The 21-year-old was told straight up to stay off the ice as 15 teammates skated in a light practice at Scotiabank Saddledome on Sunday.
It’s all about pace.
“I sat with him and I explained to him why, that his college season is already past him,” coach Bob Hartley said. “It’s important. It’s part of our job as a coaching staff to make sure that we monitor his practice days, not that he’s showing any signs of weaknesses, but we all know it’s a long marathon, especially in our situation right now with the standings.
“It’s important that we maximize Johnny’s energy for the benefit of the hockey club.”
Tallying his regular season and Frozen Four with Boston College, his NHL debut with the Flames and World Championship efforts as a member of Team USA, Gaudreau skated in a total of 49 games in 2013-14. Set for his 40th regular season skate to add to the three in Penticton at the YoungStars Classic and six exhibition spins, the 5-foot-9, 160-pound winger is at that mark.
It can be a grind, that jump from the college ranks to pro hockey.
Take it from those who know.
“Our young guys have stepped in and done real well but this is kind of where you see the grind start to set in a little bit,” said Joe Colborne, who played 79 games over two seasons with the University of Denver from 2008-10 before making the jump to pro hockey in the Boston Bruins organization.
“It’s tough. It’s a mental grind too. They’re used to playing one game and then getting a big break. You’re always coming in fresh, whereas sometimes your body is broken down already and you have to mentally get yourself up and ready to play. That was the biggest adjustment for me.
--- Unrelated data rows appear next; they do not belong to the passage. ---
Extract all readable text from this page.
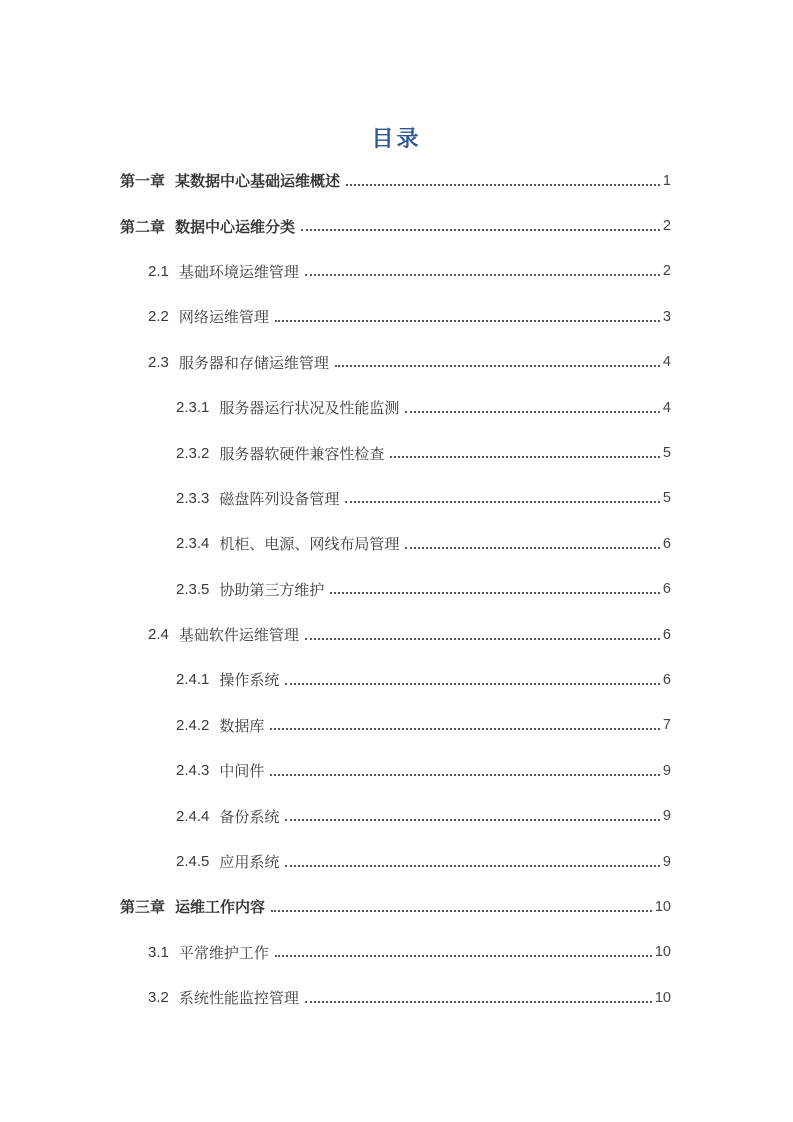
目录
第一章 某数据中心基础运维概述	1
第二章 数据中心运维分类	2
2.1 基础环境运维管理	2
2.2 网络运维管理	3
2.3 服务器和存储运维管理	4
2.3.1 服务器运行状况及性能监测	4
2.3.2 服务器软硬件兼容性检查	5
2.3.3 磁盘阵列设备管理	5
2.3.4 机柜、电源、网线布局管理	6
2.3.5 协助第三方维护	6
2.4 基础软件运维管理	6
2.4.1 操作系统	6
2.4.2 数据库	7
2.4.3 中间件	9
2.4.4 备份系统	9
2.4.5 应用系统	9
第三章 运维工作内容	10
3.1 平常维护工作	10
3.2 系统性能监控管理	10
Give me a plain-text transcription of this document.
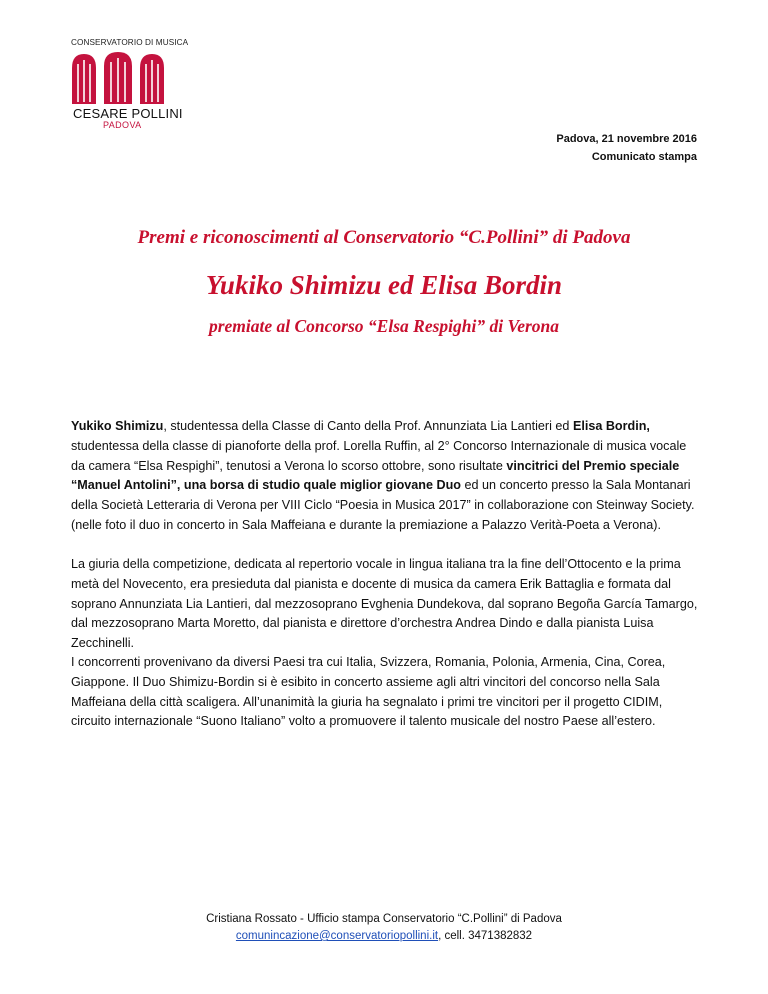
CONSERVATORIO DI MUSICA
CESARE POLLINI
PADOVA
Padova, 21 novembre 2016
Comunicato stampa
Premi e riconoscimenti al Conservatorio “C.Pollini” di Padova
Yukiko Shimizu ed Elisa Bordin
premiate al Concorso “Elsa Respighi” di Verona

Yukiko Shimizu, studentessa della Classe di Canto della Prof. Annunziata Lia Lantieri ed Elisa Bordin, studentessa della classe di pianoforte della prof. Lorella Ruffin, al 2° Concorso Internazionale di musica vocale da camera “Elsa Respighi”, tenutosi a Verona lo scorso ottobre, sono risultate vincitrici del Premio speciale “Manuel Antolini”, una borsa di studio quale miglior giovane Duo ed un concerto presso la Sala Montanari della Società Letteraria di Verona per VIII Ciclo “Poesia in Musica 2017” in collaborazione con Steinway Society. (nelle foto il duo in concerto in Sala Maffeiana e durante la premiazione a Palazzo Verità-Poeta a Verona).

La giuria della competizione, dedicata al repertorio vocale in lingua italiana tra la fine dell’Ottocento e la prima metà del Novecento, era presieduta dal pianista e docente di musica da camera Erik Battaglia e formata dal soprano Annunziata Lia Lantieri, dal mezzosoprano Evghenia Dundekova, dal soprano Begoña García Tamargo, dal mezzosoprano Marta Moretto, dal pianista e direttore d’orchestra Andrea Dindo e dalla pianista Luisa Zecchinelli.

I concorrenti provenivano da diversi Paesi tra cui Italia, Svizzera, Romania, Polonia, Armenia, Cina, Corea, Giappone. Il Duo Shimizu-Bordin si è esibito in concerto assieme agli altri vincitori del concorso nella Sala Maffeiana della città scaligera. All’unanimità la giuria ha segnalato i primi tre vincitori per il progetto CIDIM, circuito internazionale “Suono Italiano” volto a promuovere il talento musicale del nostro Paese all’estero.

Cristiana Rossato - Ufficio stampa Conservatorio “C.Pollini” di Padova
comunincazione@conservatoriopollini.it, cell. 3471382832
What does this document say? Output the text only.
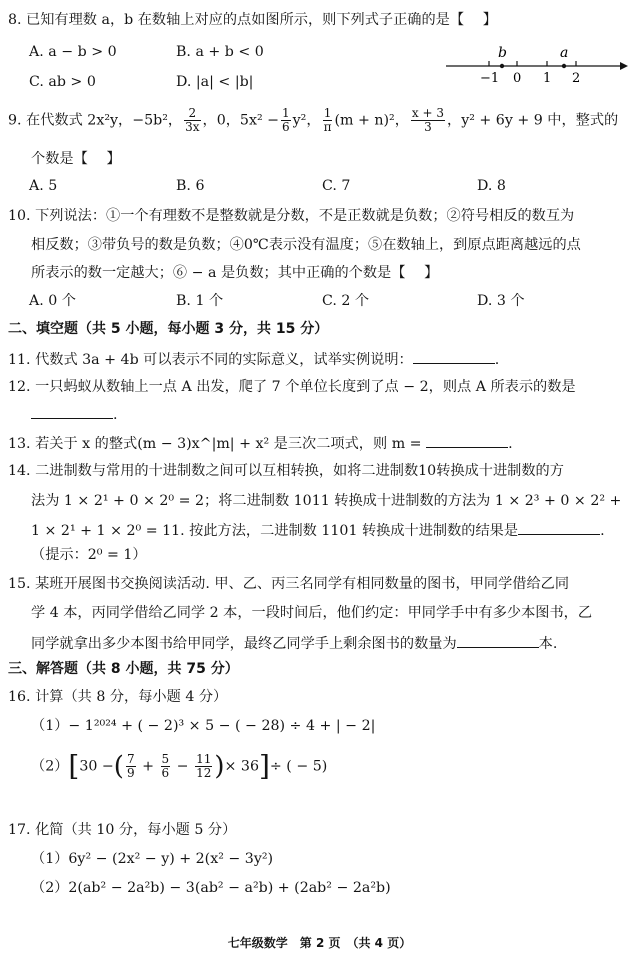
8. 已知有理数 a，b 在数轴上对应的点如图所示，则下列式子正确的是【　 】
A. a − b > 0	B. a + b < 0
C. ab > 0	D. |a| < |b|
b	a
−1 0 1 2
9. 在代数式 2x²y，−5b²， $\frac{2}{3x}$ ，0，$5x^2 - \frac{1}{6} y^2$， $\frac{1}{\pi} (m + n)^2$， $\frac{x + 3}{3}$ ，y² + 6y + 9 中，整式的
个数是【　 】
A. 5	B. 6	C. 7	D. 8
10. 下列说法：①一个有理数不是整数就是分数，不是正数就是负数；②符号相反的数互为
相反数；③带负号的数是负数；④0℃表示没有温度；⑤在数轴上，到原点距离越远的点
所表示的数一定越大；⑥ − a 是负数；其中正确的个数是【　 】
A. 0 个	B. 1 个	C. 2 个	D. 3 个
二、填空题（共 5 小题，每小题 3 分，共 15 分）
11. 代数式 3a + 4b 可以表示不同的实际意义，试举实例说明：	.
12. 一只蚂蚁从数轴上一点 A 出发，爬了 7 个单位长度到了点 − 2，则点 A 所表示的数是
.
13. 若关于 x 的整式(m − 3)x^|m| + x² 是三次二项式，则 m =	.
14. 二进制数与常用的十进制数之间可以互相转换，如将二进制数10转换成十进制数的方
法为 1 × 2¹ + 0 × 2⁰ = 2；将二进制数 1011 转换成十进制数的方法为 1 × 2³ + 0 × 2² +
1 × 2¹ + 1 × 2⁰ = 11. 按此方法，二进制数 1101 转换成十进制数的结果是	.
（提示：2⁰ = 1）
15. 某班开展图书交换阅读活动. 甲、乙、丙三名同学有相同数量的图书，甲同学借给乙同
学 4 本，丙同学借给乙同学 2 本，一段时间后，他们约定：甲同学手中有多少本图书，乙
同学就拿出多少本图书给甲同学，最终乙同学手上剩余图书的数量为	本.
三、解答题（共 8 小题，共 75 分）
16. 计算（共 8 分，每小题 4 分）
（1）− 1²⁰²⁴ + ( − 2)³ × 5 − ( − 28) ÷ 4 + | − 2|
（2）[30 −( $\frac{7}{9} + \frac{5}{6} - \frac{11}{12}$ )× 36]÷ ( − 5)
17. 化简（共 10 分，每小题 5 分）
（1）6y² − (2x² − y) + 2(x² − 3y²)
（2）2(ab² − 2a²b) − 3(ab² − a²b) + (2ab² − 2a²b)
七年级数学　第 2 页　（共 4 页）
“It’s good to get a guy like Johnny, who hasn’t been through it before, get a day to recover and let his body continue to adapt. The way he approaches it, his game and his preparation, is actually pretty impressive. I’m sure he’ll be fine.”
Josh Jooris made a similar jump last season.
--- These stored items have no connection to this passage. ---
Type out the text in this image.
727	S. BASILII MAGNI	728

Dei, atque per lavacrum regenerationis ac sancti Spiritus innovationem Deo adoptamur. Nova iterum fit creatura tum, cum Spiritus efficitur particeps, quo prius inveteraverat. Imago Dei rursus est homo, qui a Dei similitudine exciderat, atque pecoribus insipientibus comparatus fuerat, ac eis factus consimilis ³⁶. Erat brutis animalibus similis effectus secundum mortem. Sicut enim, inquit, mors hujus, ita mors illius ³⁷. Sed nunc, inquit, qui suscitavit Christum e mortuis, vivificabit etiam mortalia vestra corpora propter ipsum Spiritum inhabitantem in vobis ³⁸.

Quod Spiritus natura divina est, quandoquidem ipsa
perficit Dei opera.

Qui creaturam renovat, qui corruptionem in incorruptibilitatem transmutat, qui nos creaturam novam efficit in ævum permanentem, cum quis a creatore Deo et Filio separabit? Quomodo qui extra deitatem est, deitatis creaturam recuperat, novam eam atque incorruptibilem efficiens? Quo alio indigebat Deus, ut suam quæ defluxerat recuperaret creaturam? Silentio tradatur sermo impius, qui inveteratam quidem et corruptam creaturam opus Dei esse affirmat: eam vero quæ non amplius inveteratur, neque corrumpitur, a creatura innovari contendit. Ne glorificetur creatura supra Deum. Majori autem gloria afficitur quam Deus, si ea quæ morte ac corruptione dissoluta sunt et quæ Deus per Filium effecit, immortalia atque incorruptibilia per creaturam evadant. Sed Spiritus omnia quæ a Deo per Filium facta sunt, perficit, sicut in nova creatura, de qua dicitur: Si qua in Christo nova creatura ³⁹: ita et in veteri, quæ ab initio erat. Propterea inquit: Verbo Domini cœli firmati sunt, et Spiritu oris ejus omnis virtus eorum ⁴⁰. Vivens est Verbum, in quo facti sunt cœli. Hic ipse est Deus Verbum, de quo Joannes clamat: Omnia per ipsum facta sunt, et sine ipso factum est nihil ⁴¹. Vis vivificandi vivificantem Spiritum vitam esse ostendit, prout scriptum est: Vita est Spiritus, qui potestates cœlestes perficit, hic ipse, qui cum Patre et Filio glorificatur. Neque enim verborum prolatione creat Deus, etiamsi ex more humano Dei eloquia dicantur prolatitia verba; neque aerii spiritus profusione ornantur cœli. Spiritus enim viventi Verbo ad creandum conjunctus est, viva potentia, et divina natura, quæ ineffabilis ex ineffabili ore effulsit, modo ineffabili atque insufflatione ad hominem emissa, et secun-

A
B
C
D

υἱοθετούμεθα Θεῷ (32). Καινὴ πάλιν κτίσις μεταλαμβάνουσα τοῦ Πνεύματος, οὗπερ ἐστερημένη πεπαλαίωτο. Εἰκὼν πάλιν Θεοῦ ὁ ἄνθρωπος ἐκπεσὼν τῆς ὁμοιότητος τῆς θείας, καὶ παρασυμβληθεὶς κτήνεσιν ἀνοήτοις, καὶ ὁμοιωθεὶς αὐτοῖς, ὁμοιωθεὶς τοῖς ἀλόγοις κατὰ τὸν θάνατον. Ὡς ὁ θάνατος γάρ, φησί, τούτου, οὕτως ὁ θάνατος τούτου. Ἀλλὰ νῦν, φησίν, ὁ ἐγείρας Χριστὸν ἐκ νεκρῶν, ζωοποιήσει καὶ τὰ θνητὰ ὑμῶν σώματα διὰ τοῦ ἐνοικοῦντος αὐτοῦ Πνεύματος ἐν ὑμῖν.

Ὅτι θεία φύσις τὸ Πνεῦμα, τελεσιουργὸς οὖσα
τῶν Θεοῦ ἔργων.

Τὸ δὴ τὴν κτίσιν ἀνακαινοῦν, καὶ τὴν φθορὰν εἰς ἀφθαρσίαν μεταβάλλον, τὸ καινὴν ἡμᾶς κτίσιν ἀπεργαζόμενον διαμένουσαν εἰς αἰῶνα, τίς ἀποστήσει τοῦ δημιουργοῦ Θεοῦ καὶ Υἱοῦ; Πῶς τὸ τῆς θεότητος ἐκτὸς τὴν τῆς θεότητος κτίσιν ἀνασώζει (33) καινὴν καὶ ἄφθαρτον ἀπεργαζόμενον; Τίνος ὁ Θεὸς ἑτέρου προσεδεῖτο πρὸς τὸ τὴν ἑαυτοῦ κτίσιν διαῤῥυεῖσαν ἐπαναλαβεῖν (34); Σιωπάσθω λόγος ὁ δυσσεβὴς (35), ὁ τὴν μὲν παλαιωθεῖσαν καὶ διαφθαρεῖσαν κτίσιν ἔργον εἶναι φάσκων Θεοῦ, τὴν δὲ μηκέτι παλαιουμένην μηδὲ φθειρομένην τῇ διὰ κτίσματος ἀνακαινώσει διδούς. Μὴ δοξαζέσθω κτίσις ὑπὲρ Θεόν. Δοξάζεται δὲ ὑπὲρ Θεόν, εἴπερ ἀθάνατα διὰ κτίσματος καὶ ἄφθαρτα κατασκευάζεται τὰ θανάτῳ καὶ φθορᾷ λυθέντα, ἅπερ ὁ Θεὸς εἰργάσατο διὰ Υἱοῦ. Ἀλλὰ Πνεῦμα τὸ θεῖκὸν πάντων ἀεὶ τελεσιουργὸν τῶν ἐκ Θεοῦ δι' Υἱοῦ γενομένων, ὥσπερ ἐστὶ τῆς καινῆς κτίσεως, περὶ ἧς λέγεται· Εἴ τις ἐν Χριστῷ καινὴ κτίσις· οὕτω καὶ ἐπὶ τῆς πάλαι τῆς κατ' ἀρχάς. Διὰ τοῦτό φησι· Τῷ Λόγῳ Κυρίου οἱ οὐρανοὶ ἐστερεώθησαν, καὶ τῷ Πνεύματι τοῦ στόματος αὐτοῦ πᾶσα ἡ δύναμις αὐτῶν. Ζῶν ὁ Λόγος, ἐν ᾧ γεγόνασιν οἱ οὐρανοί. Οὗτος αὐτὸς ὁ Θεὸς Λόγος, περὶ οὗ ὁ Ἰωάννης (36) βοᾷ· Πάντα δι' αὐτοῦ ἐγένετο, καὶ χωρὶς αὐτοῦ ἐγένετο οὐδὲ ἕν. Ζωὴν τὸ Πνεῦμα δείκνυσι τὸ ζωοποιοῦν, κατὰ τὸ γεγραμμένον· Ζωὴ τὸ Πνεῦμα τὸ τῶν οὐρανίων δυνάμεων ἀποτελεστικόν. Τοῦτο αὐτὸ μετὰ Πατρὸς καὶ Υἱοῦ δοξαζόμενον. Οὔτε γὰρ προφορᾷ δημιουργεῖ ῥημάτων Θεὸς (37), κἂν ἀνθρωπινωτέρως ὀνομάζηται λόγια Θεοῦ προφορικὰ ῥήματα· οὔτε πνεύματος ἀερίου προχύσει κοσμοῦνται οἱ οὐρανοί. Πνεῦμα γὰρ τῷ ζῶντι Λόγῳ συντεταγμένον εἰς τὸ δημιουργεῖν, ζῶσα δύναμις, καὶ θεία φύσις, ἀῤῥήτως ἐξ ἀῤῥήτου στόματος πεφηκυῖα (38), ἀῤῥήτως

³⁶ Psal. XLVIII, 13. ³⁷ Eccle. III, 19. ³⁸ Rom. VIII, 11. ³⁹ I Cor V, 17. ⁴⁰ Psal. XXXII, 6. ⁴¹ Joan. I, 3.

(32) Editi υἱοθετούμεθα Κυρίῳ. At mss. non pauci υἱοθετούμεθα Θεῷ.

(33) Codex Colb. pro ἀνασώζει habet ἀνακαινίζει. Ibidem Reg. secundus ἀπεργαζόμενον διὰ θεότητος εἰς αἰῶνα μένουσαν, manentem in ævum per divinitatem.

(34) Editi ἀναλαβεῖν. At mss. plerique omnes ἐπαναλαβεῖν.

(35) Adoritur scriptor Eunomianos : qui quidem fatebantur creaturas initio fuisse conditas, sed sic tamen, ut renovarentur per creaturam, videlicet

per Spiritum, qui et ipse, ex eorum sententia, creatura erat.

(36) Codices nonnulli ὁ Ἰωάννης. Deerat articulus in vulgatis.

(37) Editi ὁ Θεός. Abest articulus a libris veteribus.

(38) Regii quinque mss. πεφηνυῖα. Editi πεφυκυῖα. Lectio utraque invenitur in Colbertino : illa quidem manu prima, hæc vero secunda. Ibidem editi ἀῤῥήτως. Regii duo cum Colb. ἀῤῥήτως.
The 24-year-old left Union College after three seasons to sign with Calgary and logged 73 games with the Abbotsford Heat of the American Hockey League. His final two years at the college level saw Jooris skate in 78 combined games.
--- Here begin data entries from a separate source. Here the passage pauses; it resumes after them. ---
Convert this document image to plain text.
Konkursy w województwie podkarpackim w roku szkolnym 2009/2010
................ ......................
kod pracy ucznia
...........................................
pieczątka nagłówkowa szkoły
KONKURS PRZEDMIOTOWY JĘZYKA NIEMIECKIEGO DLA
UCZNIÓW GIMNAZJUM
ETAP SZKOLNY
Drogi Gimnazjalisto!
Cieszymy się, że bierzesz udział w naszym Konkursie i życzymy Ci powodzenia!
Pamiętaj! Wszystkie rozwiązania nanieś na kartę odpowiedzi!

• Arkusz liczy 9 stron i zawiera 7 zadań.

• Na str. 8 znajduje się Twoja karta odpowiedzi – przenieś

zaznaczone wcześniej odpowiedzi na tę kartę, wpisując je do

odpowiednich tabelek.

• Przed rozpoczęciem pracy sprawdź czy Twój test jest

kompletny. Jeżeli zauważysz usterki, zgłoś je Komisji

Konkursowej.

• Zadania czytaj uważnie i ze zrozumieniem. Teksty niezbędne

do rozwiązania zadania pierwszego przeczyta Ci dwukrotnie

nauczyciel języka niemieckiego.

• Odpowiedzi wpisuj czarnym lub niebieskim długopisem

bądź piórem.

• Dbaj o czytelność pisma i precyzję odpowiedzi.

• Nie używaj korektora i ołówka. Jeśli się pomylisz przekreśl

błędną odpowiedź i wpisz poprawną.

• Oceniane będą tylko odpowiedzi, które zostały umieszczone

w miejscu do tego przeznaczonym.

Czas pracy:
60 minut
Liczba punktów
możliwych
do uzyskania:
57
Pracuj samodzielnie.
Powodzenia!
It’s not an easy transition.
“I was fortunate enough to get a full pro season under me being a college kid last year,” Jooris said. “I noticed it big time last year. It’s definitely a grind…even more so here (in Calgary). It’s amped up that much more at the NHL level.”
Gaudreau, tied for the team-lead with 13 goals and third in points with 31, didn’t get the same stint in the minors that Jooris did. After a bit of a slow start, he’s not seeing the bottom pairing of the oppositions defence anymore, either.
The NHL’s rookie of the month for December is now in the territory of being keyed in on by the opposition and seeing the marquee matchups.
It’s important, Hartley admitted, that Gaudreau be paced appropriately.
“I don’t need to be a little bird on a branch in their dressing room to assume that Johnny’s name is well up on the board and making sure that you don’t give him time; you don’t give him space,” Hartley said. “People will start paying attention. It’s a huge difference playing against a 5-6 defenseman and playing against a 1-2.
“There’s always that transition period for any college player. Especially Johnny. He’s not a big body. How we’re going to manage him, how he’s going to manage himself off the ice is going to be very important.”